Poul Anderson, The Enemy Stars, 15.
What could be darker or drearier? Two survivors of a crew of four with a limited food supply land on an airless planet of a dead star to mine for germanium in the hope that they will be able to repair their matter transmitter and return to civilization a hundred light-years away?
The "...iron plains..." (p. 114) of this sterile world contrast sharply with the beautiful environments of colonized planets like, in Anderson's Technic History, Hermes, Avalon and Dennitza although that future history series also presents the lethal surfaces of the rogue planet, Satan, the radioactive Mirkheim and the many barren rocks in the Cloud Universe. Most of the universe is uninhabitable, maybe all of it beyond the Terrestrial atmosphere. I am finding it increasingly difficult to continue rereading this depressing narrative while surrounded by more cheerful texts.
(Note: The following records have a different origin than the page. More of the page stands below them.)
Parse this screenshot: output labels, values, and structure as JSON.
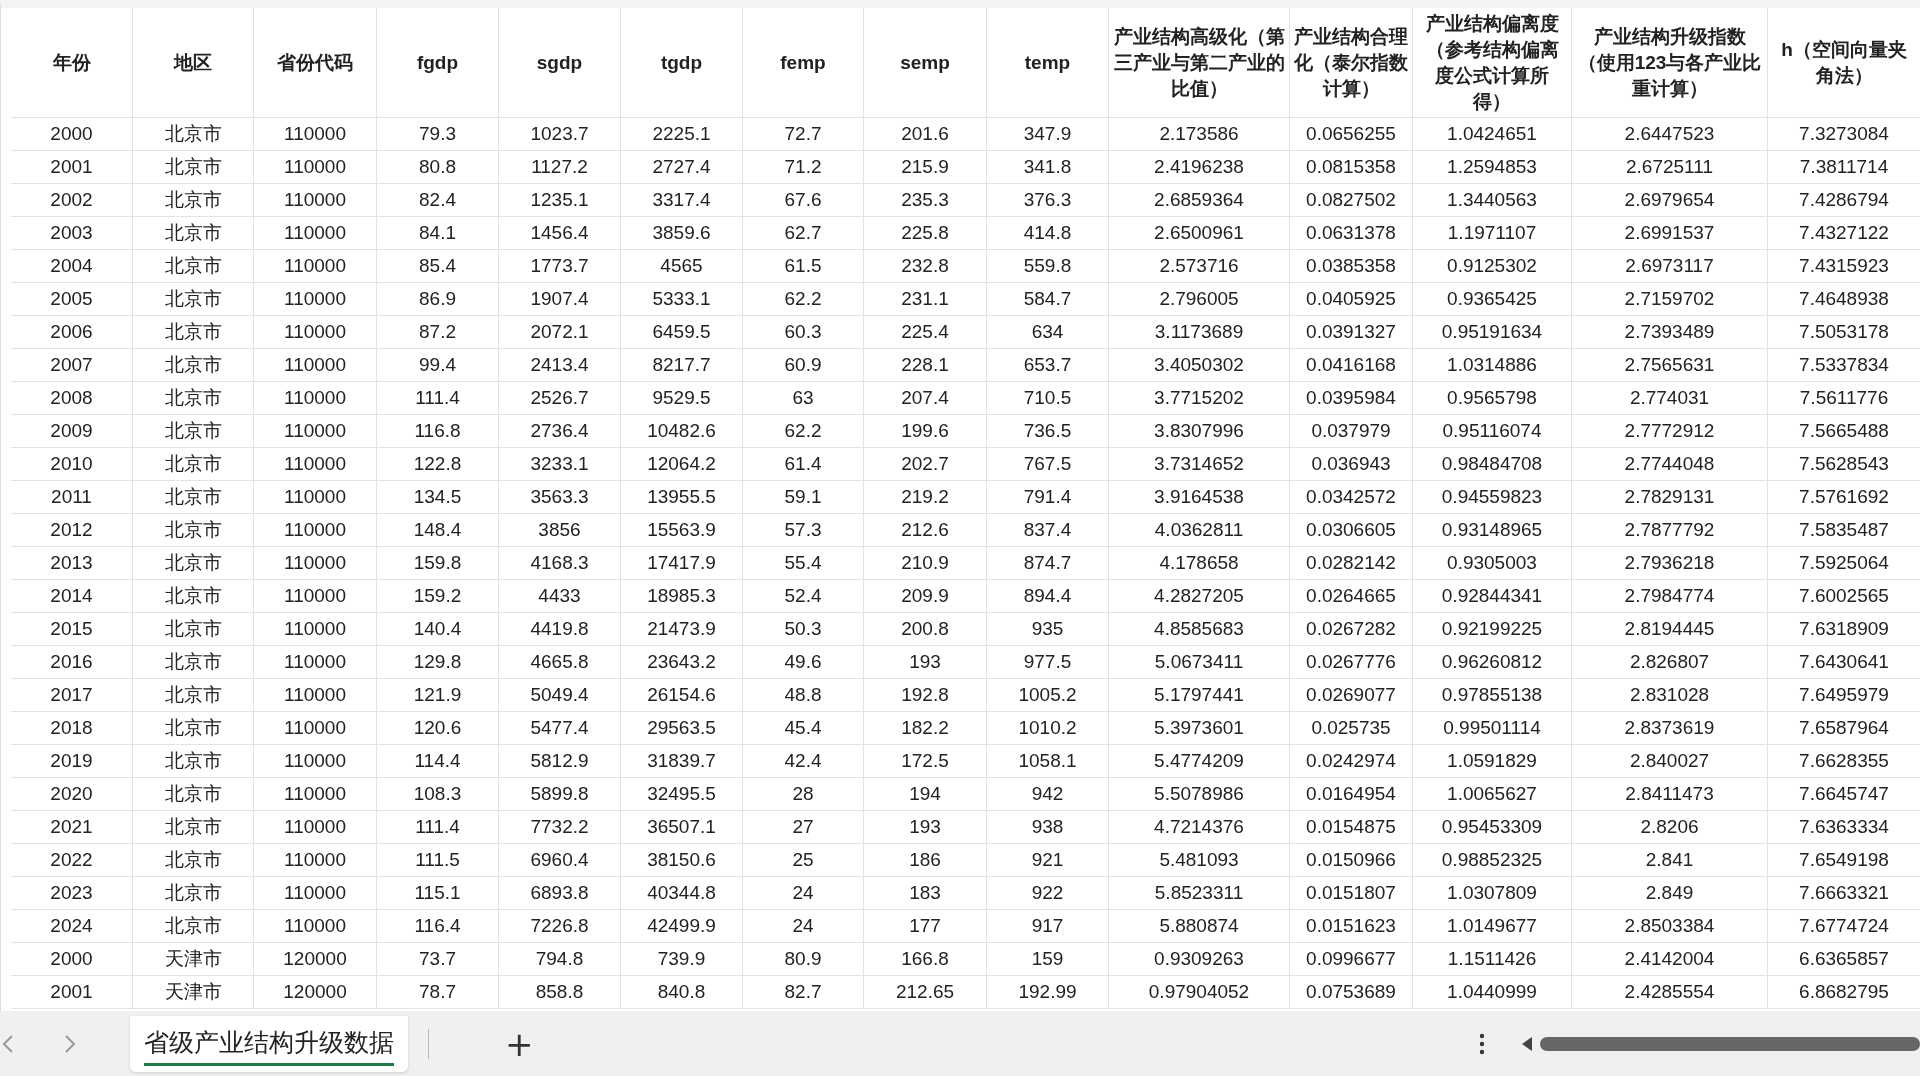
{
  "table": {
    "columns": [
      "年份",
      "地区",
      "省份代码",
      "fgdp",
      "sgdp",
      "tgdp",
      "femp",
      "semp",
      "temp",
      "产业结构高级化（第三产业与第二产业的比值）",
      "产业结构合理化（泰尔指数计算）",
      "产业结构偏离度（参考结构偏离度公式计算所得）",
      "产业结构升级指数（使用123与各产业比重计算）",
      "h（空间向量夹角法）"
    ],
    "rows": [
      [
        "2000",
        "北京市",
        "110000",
        "79.3",
        "1023.7",
        "2225.1",
        "72.7",
        "201.6",
        "347.9",
        "2.173586",
        "0.0656255",
        "1.0424651",
        "2.6447523",
        "7.3273084"
      ],
      [
        "2001",
        "北京市",
        "110000",
        "80.8",
        "1127.2",
        "2727.4",
        "71.2",
        "215.9",
        "341.8",
        "2.4196238",
        "0.0815358",
        "1.2594853",
        "2.6725111",
        "7.3811714"
      ],
      [
        "2002",
        "北京市",
        "110000",
        "82.4",
        "1235.1",
        "3317.4",
        "67.6",
        "235.3",
        "376.3",
        "2.6859364",
        "0.0827502",
        "1.3440563",
        "2.6979654",
        "7.4286794"
      ],
      [
        "2003",
        "北京市",
        "110000",
        "84.1",
        "1456.4",
        "3859.6",
        "62.7",
        "225.8",
        "414.8",
        "2.6500961",
        "0.0631378",
        "1.1971107",
        "2.6991537",
        "7.4327122"
      ],
      [
        "2004",
        "北京市",
        "110000",
        "85.4",
        "1773.7",
        "4565",
        "61.5",
        "232.8",
        "559.8",
        "2.573716",
        "0.0385358",
        "0.9125302",
        "2.6973117",
        "7.4315923"
      ],
      [
        "2005",
        "北京市",
        "110000",
        "86.9",
        "1907.4",
        "5333.1",
        "62.2",
        "231.1",
        "584.7",
        "2.796005",
        "0.0405925",
        "0.9365425",
        "2.7159702",
        "7.4648938"
      ],
      [
        "2006",
        "北京市",
        "110000",
        "87.2",
        "2072.1",
        "6459.5",
        "60.3",
        "225.4",
        "634",
        "3.1173689",
        "0.0391327",
        "0.95191634",
        "2.7393489",
        "7.5053178"
      ],
      [
        "2007",
        "北京市",
        "110000",
        "99.4",
        "2413.4",
        "8217.7",
        "60.9",
        "228.1",
        "653.7",
        "3.4050302",
        "0.0416168",
        "1.0314886",
        "2.7565631",
        "7.5337834"
      ],
      [
        "2008",
        "北京市",
        "110000",
        "111.4",
        "2526.7",
        "9529.5",
        "63",
        "207.4",
        "710.5",
        "3.7715202",
        "0.0395984",
        "0.9565798",
        "2.774031",
        "7.5611776"
      ],
      [
        "2009",
        "北京市",
        "110000",
        "116.8",
        "2736.4",
        "10482.6",
        "62.2",
        "199.6",
        "736.5",
        "3.8307996",
        "0.037979",
        "0.95116074",
        "2.7772912",
        "7.5665488"
      ],
      [
        "2010",
        "北京市",
        "110000",
        "122.8",
        "3233.1",
        "12064.2",
        "61.4",
        "202.7",
        "767.5",
        "3.7314652",
        "0.036943",
        "0.98484708",
        "2.7744048",
        "7.5628543"
      ],
      [
        "2011",
        "北京市",
        "110000",
        "134.5",
        "3563.3",
        "13955.5",
        "59.1",
        "219.2",
        "791.4",
        "3.9164538",
        "0.0342572",
        "0.94559823",
        "2.7829131",
        "7.5761692"
      ],
      [
        "2012",
        "北京市",
        "110000",
        "148.4",
        "3856",
        "15563.9",
        "57.3",
        "212.6",
        "837.4",
        "4.0362811",
        "0.0306605",
        "0.93148965",
        "2.7877792",
        "7.5835487"
      ],
      [
        "2013",
        "北京市",
        "110000",
        "159.8",
        "4168.3",
        "17417.9",
        "55.4",
        "210.9",
        "874.7",
        "4.178658",
        "0.0282142",
        "0.9305003",
        "2.7936218",
        "7.5925064"
      ],
      [
        "2014",
        "北京市",
        "110000",
        "159.2",
        "4433",
        "18985.3",
        "52.4",
        "209.9",
        "894.4",
        "4.2827205",
        "0.0264665",
        "0.92844341",
        "2.7984774",
        "7.6002565"
      ],
      [
        "2015",
        "北京市",
        "110000",
        "140.4",
        "4419.8",
        "21473.9",
        "50.3",
        "200.8",
        "935",
        "4.8585683",
        "0.0267282",
        "0.92199225",
        "2.8194445",
        "7.6318909"
      ],
      [
        "2016",
        "北京市",
        "110000",
        "129.8",
        "4665.8",
        "23643.2",
        "49.6",
        "193",
        "977.5",
        "5.0673411",
        "0.0267776",
        "0.96260812",
        "2.826807",
        "7.6430641"
      ],
      [
        "2017",
        "北京市",
        "110000",
        "121.9",
        "5049.4",
        "26154.6",
        "48.8",
        "192.8",
        "1005.2",
        "5.1797441",
        "0.0269077",
        "0.97855138",
        "2.831028",
        "7.6495979"
      ],
      [
        "2018",
        "北京市",
        "110000",
        "120.6",
        "5477.4",
        "29563.5",
        "45.4",
        "182.2",
        "1010.2",
        "5.3973601",
        "0.025735",
        "0.99501114",
        "2.8373619",
        "7.6587964"
      ],
      [
        "2019",
        "北京市",
        "110000",
        "114.4",
        "5812.9",
        "31839.7",
        "42.4",
        "172.5",
        "1058.1",
        "5.4774209",
        "0.0242974",
        "1.0591829",
        "2.840027",
        "7.6628355"
      ],
      [
        "2020",
        "北京市",
        "110000",
        "108.3",
        "5899.8",
        "32495.5",
        "28",
        "194",
        "942",
        "5.5078986",
        "0.0164954",
        "1.0065627",
        "2.8411473",
        "7.6645747"
      ],
      [
        "2021",
        "北京市",
        "110000",
        "111.4",
        "7732.2",
        "36507.1",
        "27",
        "193",
        "938",
        "4.7214376",
        "0.0154875",
        "0.95453309",
        "2.8206",
        "7.6363334"
      ],
      [
        "2022",
        "北京市",
        "110000",
        "111.5",
        "6960.4",
        "38150.6",
        "25",
        "186",
        "921",
        "5.481093",
        "0.0150966",
        "0.98852325",
        "2.841",
        "7.6549198"
      ],
      [
        "2023",
        "北京市",
        "110000",
        "115.1",
        "6893.8",
        "40344.8",
        "24",
        "183",
        "922",
        "5.8523311",
        "0.0151807",
        "1.0307809",
        "2.849",
        "7.6663321"
      ],
      [
        "2024",
        "北京市",
        "110000",
        "116.4",
        "7226.8",
        "42499.9",
        "24",
        "177",
        "917",
        "5.880874",
        "0.0151623",
        "1.0149677",
        "2.8503384",
        "7.6774724"
      ],
      [
        "2000",
        "天津市",
        "120000",
        "73.7",
        "794.8",
        "739.9",
        "80.9",
        "166.8",
        "159",
        "0.9309263",
        "0.0996677",
        "1.1511426",
        "2.4142004",
        "6.6365857"
      ],
      [
        "2001",
        "天津市",
        "120000",
        "78.7",
        "858.8",
        "840.8",
        "82.7",
        "212.65",
        "192.99",
        "0.97904052",
        "0.0753689",
        "1.0440999",
        "2.4285554",
        "6.8682795"
      ]
    ]
  },
  "sheets": [
    {
      "label": "省级产业结构升级数据",
      "selected": true
    }
  ],
  "add_sheet": "+"
}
Currently, there is more activity on James Blish Appreciation although page view counts indicate that not everyone who comes here also goes there. Anderson fans might recognize that Blish's description, in The Quincunx Of Time, of the Three Ghosts system could have been written by Anderson. The system comprises:
a red giant star;
a dwarf companion;
a barely substellar gas giant (see the search result for "brown dwarf");
a colonized moon of the gas giant (see Connections With Fiction).
1 comment:
Kaor, Paul!
I think the grim part in me would relish the descriptions given us of that dead star and planet on which the crew of the "Southern Cross" were stranded. Partly because I admire stories of men struggling to overcome adversity and danger. And partly because I don't think I myself would be anywhere as competent as Terangi Maclaren and his companions!
And I need to pay more attention to your James Blish blog!